Une note de 9 pour Les Dernières Nouvelles d’Alsace, de 8 pour L’Equipe et de… 10 pour 20 Minutes ! Bon d’accord, on s’enflamme. Mais il faut bien le dire, Dimitri Liénard a été sensationnel, samedi soir à la Meinau. Le Racing a explosé Nîmes (4-1) et le milieu de terrain n’y a vraiment pas été pour rien.

Il y a d’abord ce but. Une merveille de coup franc, à l’entrée de la surface, complètement excentré à droite du but. « Dim » s’élance, enroule du gauche et le ballon lobe le gardien gardois, Dias, avant de se loger dans le petit filet opposé. Vous avez dit chef-d’œuvre ?

L’artiste du soir, lui, préfère en rigoler. « Est-ce que j’ai fait exprès ? Non, comme d’habitude, j’ai glissé au moment de tirer et elle est partie toute seule dans la lucarne », se marre-t-il, avant d’ouvrir la boîte à souvenirs. Retour le 13 février 2015 pour exactement le même but contre Colmar, simplement de l’autre côté du terrain. « C’est un peu à l’image de ce coup franc en National. Je sais exactement ce que je veux faire, le frapper fort au deuxième poteau. Maintenant, avec l’aide du public, elle est retombée dedans, tant mieux ! »

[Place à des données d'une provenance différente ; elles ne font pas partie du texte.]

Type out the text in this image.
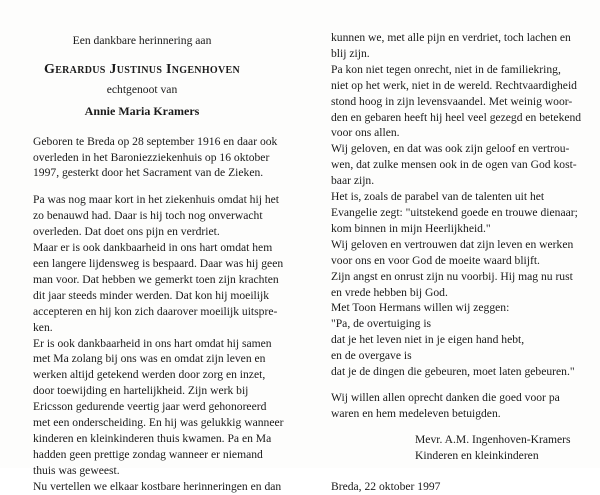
Een dankbare herinnering aan
Gerardus Justinus Ingenhoven
echtgenoot van
Annie Maria Kramers
Geboren te Breda op 28 september 1916 en daar ook
overleden in het Baroniezziekenhuis op 16 oktober
1997, gesterkt door het Sacrament van de Zieken.
Pa was nog maar kort in het ziekenhuis omdat hij het
zo benauwd had. Daar is hij toch nog onverwacht
overleden. Dat doet ons pijn en verdriet.
Maar er is ook dankbaarheid in ons hart omdat hem
een langere lijdensweg is bespaard. Daar was hij geen
man voor. Dat hebben we gemerkt toen zijn krachten
dit jaar steeds minder werden. Dat kon hij moeilijk
accepteren en hij kon zich daarover moeilijk uitspre-
ken.
Er is ook dankbaarheid in ons hart omdat hij samen
met Ma zolang bij ons was en omdat zijn leven en
werken altijd getekend werden door zorg en inzet,
door toewijding en hartelijkheid. Zijn werk bij
Ericsson gedurende veertig jaar werd gehonoreerd
met een onderscheiding. En hij was gelukkig wanneer
kinderen en kleinkinderen thuis kwamen. Pa en Ma
hadden geen prettige zondag wanneer er niemand
thuis was geweest.
Nu vertellen we elkaar kostbare herinneringen en dan
kunnen we, met alle pijn en verdriet, toch lachen en
blij zijn.
Pa kon niet tegen onrecht, niet in de familiekring,
niet op het werk, niet in de wereld. Rechtvaardigheid
stond hoog in zijn levensvaandel. Met weinig woor-
den en gebaren heeft hij heel veel gezegd en betekend
voor ons allen.
Wij geloven, en dat was ook zijn geloof en vertrou-
wen, dat zulke mensen ook in de ogen van God kost-
baar zijn.
Het is, zoals de parabel van de talenten uit het
Evangelie zegt: "uitstekend goede en trouwe dienaar;
kom binnen in mijn Heerlijkheid."
Wij geloven en vertrouwen dat zijn leven en werken
voor ons en voor God de moeite waard blijft.
Zijn angst en onrust zijn nu voorbij. Hij mag nu rust
en vrede hebben bij God.
Met Toon Hermans willen wij zeggen:
"Pa, de overtuiging is
dat je het leven niet in je eigen hand hebt,
en de overgave is
dat je de dingen die gebeuren, moet laten gebeuren."
Wij willen allen oprecht danken die goed voor pa
waren en hem medeleven betuigden.
Mevr. A.M. Ingenhoven-Kramers
Kinderen en kleinkinderen
Breda, 22 oktober 1997
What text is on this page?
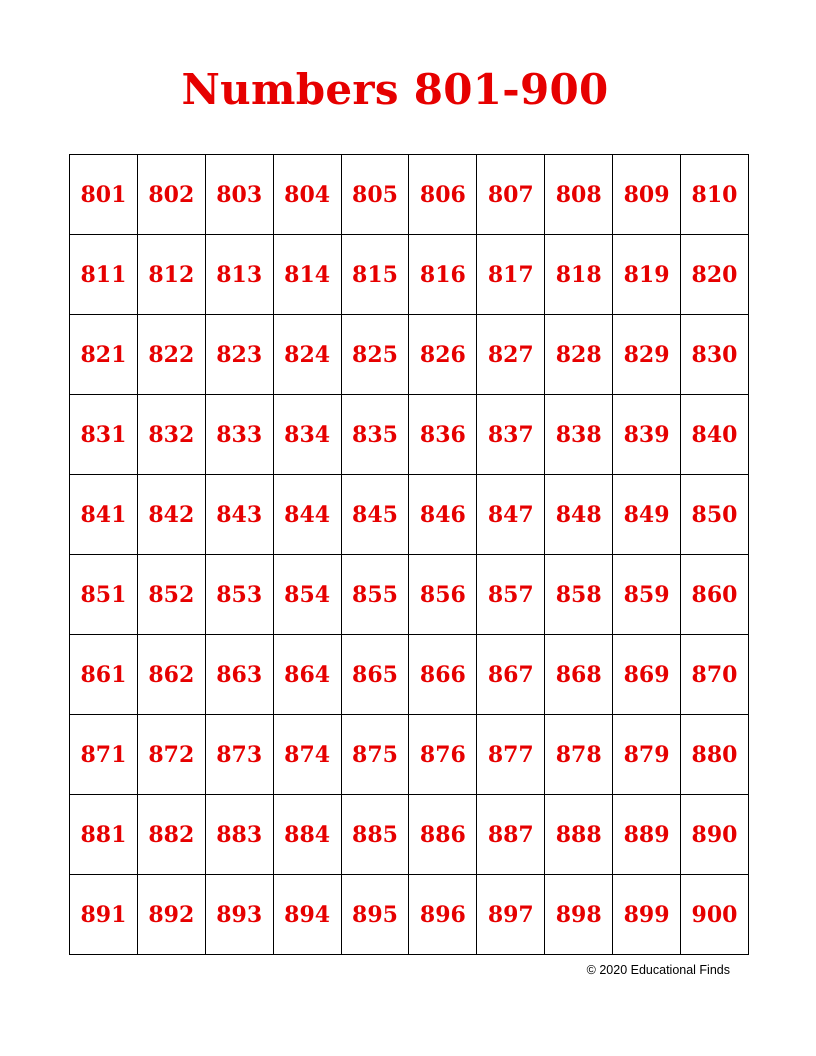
Numbers 801-900
801	802	803	804	805	806	807	808	809	810
811	812	813	814	815	816	817	818	819	820
821	822	823	824	825	826	827	828	829	830
831	832	833	834	835	836	837	838	839	840
841	842	843	844	845	846	847	848	849	850
851	852	853	854	855	856	857	858	859	860
861	862	863	864	865	866	867	868	869	870
871	872	873	874	875	876	877	878	879	880
881	882	883	884	885	886	887	888	889	890
891	892	893	894	895	896	897	898	899	900
© 2020 Educational Finds
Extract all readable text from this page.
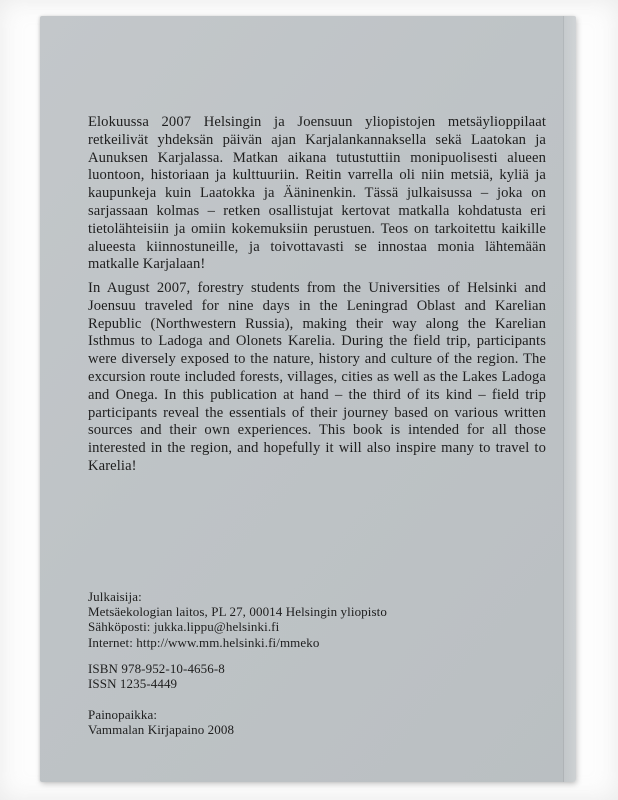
Elokuussa 2007 Helsingin ja Joensuun yliopistojen metsäylioppilaat retkeilivät yhdeksän päivän ajan Karjalankannaksella sekä Laatokan ja Aunuksen Karjalassa. Matkan aikana tutustuttiin monipuolisesti alueen luontoon, historiaan ja kulttuuriin. Reitin varrella oli niin metsiä, kyliä ja kaupunkeja kuin Laatokka ja Ääninenkin. Tässä julkaisussa – joka on sarjassaan kolmas – retken osallistujat kertovat matkalla kohdatusta eri tietolähteisiin ja omiin kokemuksiin perustuen. Teos on tarkoitettu kaikille alueesta kiinnostuneille, ja toivottavasti se innostaa monia lähtemään matkalle Karjalaan!

In August 2007, forestry students from the Universities of Helsinki and Joensuu traveled for nine days in the Leningrad Oblast and Karelian Republic (Northwestern Russia), making their way along the Karelian Isthmus to Ladoga and Olonets Karelia. During the field trip, participants were diversely exposed to the nature, history and culture of the region. The excursion route included forests, villages, cities as well as the Lakes Ladoga and Onega. In this publication at hand – the third of its kind – field trip participants reveal the essentials of their journey based on various written sources and their own experiences. This book is intended for all those interested in the region, and hopefully it will also inspire many to travel to Karelia!

Julkaisija:
Metsäekologian laitos, PL 27, 00014 Helsingin yliopisto
Sähköposti: jukka.lippu@helsinki.fi
Internet: http://www.mm.helsinki.fi/mmeko
ISBN 978-952-10-4656-8
ISSN 1235-4449
Painopaikka:
Vammalan Kirjapaino 2008
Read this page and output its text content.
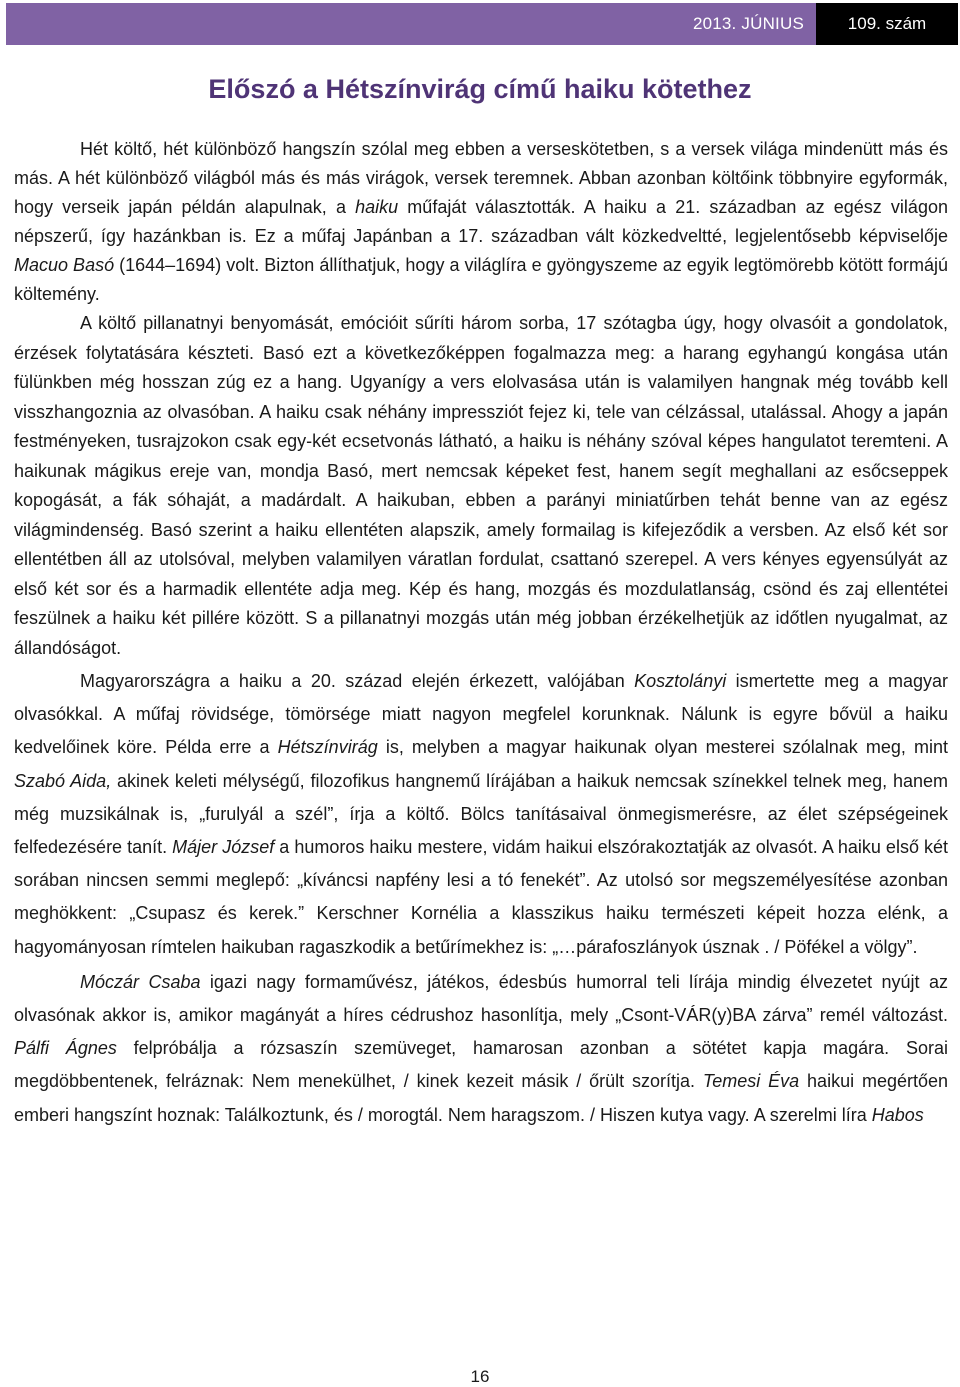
2013. JÚNIUS	109. szám
Előszó a Hétszínvirág című haiku kötethez

Hét költő, hét különböző hangszín szólal meg ebben a verseskötetben, s a versek világa mindenütt más és más. A hét különböző világból más és más virágok, versek teremnek. Abban azonban költőink többnyire egyformák, hogy verseik japán példán alapulnak, a haiku műfaját választották. A haiku a 21. században az egész világon népszerű, így hazánkban is. Ez a műfaj Japánban a 17. században vált közkedveltté, legjelentősebb képviselője Macuo Basó (1644–1694) volt. Bizton állíthatjuk, hogy a világlíra e gyöngyszeme az egyik legtömörebb kötött formájú költemény.

A költő pillanatnyi benyomását, emócióit sűríti három sorba, 17 szótagba úgy, hogy olvasóit a gondolatok, érzések folytatására készteti. Basó ezt a következőképpen fogalmazza meg: a harang egyhangú kongása után fülünkben még hosszan zúg ez a hang. Ugyanígy a vers elolvasása után is valamilyen hangnak még tovább kell visszhangoznia az olvasóban. A haiku csak néhány impressziót fejez ki, tele van célzással, utalással. Ahogy a japán festményeken, tusrajzokon csak egy-két ecsetvonás látható, a haiku is néhány szóval képes hangulatot teremteni. A haikunak mágikus ereje van, mondja Basó, mert nemcsak képeket fest, hanem segít meghallani az esőcseppek kopogását, a fák sóhaját, a madárdalt. A haikuban, ebben a parányi miniatűrben tehát benne van az egész világmindenség. Basó szerint a haiku ellentéten alapszik, amely formailag is kifejeződik a versben. Az első két sor ellentétben áll az utolsóval, melyben valamilyen váratlan fordulat, csattanó szerepel. A vers kényes egyensúlyát az első két sor és a harmadik ellentéte adja meg. Kép és hang, mozgás és mozdulatlanság, csönd és zaj ellentétei feszülnek a haiku két pillére között. S a pillanatnyi mozgás után még jobban érzékelhetjük az időtlen nyugalmat, az állandóságot.

Magyarországra a haiku a 20. század elején érkezett, valójában Kosztolányi ismertette meg a magyar olvasókkal. A műfaj rövidsége, tömörsége miatt nagyon megfelel korunknak. Nálunk is egyre bővül a haiku kedvelőinek köre. Példa erre a Hétszínvirág is, melyben a magyar haikunak olyan mesterei szólalnak meg, mint Szabó Aida, akinek keleti mélységű, filozofikus hangnemű lírájában a haikuk nemcsak színekkel telnek meg, hanem még muzsikálnak is, „furulyál a szél”, írja a költő. Bölcs tanításaival önmegismerésre, az élet szépségeinek felfedezésére tanít. Májer József a humoros haiku mestere, vidám haikui elszórakoztatják az olvasót. A haiku első két sorában nincsen semmi meglepő: „kíváncsi napfény lesi a tó fenekét”. Az utolsó sor megszemélyesítése azonban meghökkent: „Csupasz és kerek.” Kerschner Kornélia a klasszikus haiku természeti képeit hozza elénk, a hagyományosan rímtelen haikuban ragaszkodik a betűrímekhez is: „…párafoszlányok úsznak . / Pöfékel a völgy”.

Móczár Csaba igazi nagy formaművész, játékos, édesbús humorral teli lírája mindig élvezetet nyújt az olvasónak akkor is, amikor magányát a híres cédrushoz hasonlítja, mely „Csont-VÁR(y)BA zárva” remél változást. Pálfi Ágnes felpróbálja a rózsaszín szemüveget, hamarosan azonban a sötétet kapja magára. Sorai megdöbbentenek, felráznak: Nem menekülhet, / kinek kezeit másik / őrült szorítja. Temesi Éva haikui megértően emberi hangszínt hoznak: Találkoztunk, és / morogtál. Nem haragszom. / Hiszen kutya vagy. A szerelmi líra Habos

16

Et tant mieux pour lui, qui a à peu près réussi tout ce qu’il a entrepris samedi. Comme ce double passements de jambe qui nous a rappelé celui de Zidane un soir de quart de finale de Coupe du monde 2006 contre le Brésil. Ou comme ce grand pont, qui a mené à une énorme occasion, sauvée par Dias devant Mothiba (22e). Ou encore comme cette bonne passe dans le tempo à Ajorque qui a abouti au deuxième but alsacien (45e+1) Liénard a même été impliqué dans les deux autres réalisations alsaciennes, dans l’avant-dernière passe.

« C’était du grand Dim ce soir », résume son partenaire et ami, Adrien Thomasson. « On le sait, quand il est à la Meinau, ça le transcende. C’est un bon joueur de foot, il l’a encore prouvé. » Sa performance n’a même plus étonné son coach. « Dimitri ? Il a aussi fait des super matchs ces derniers temps », a répondu Thierry Laurey, qui avait avoué plus tôt dans la saison son admiration pour le natif de Belfort. « Peu importe le niveau, il s’y met », avait-il dit, en référence au parcours de Liénard. A ce parcours d’un joueur amateur arrivé en 2013 au Racing, alors en National, et qui a depuis vécu toutes ses aventures. Sans jamais en être spectateur.

Le premier maintien en Ligue 1 du club alsacien ? C’était lui, avec déjà un coup franc resté dans les mémoires contre Lyon. La panenka en finale de la Coupe de la Ligue l'an dernier face à Guingamp ? Encore lui. L’homme, franc et attachant est devenu le symbole de son club ces dernières années. Avec le départ de deux « grognards » l’été dernier, Pablo Martinez et Anthony Gonçalves, il a même endossé un rôle de patron cette saison.

Pour s’en convaincre, il y a juste à le regarder haranguer ses partenaires pendant le match contre Nîmes ou le voir décider par où commencer le tour d’honneur après. Tout ça vaut bien un 10.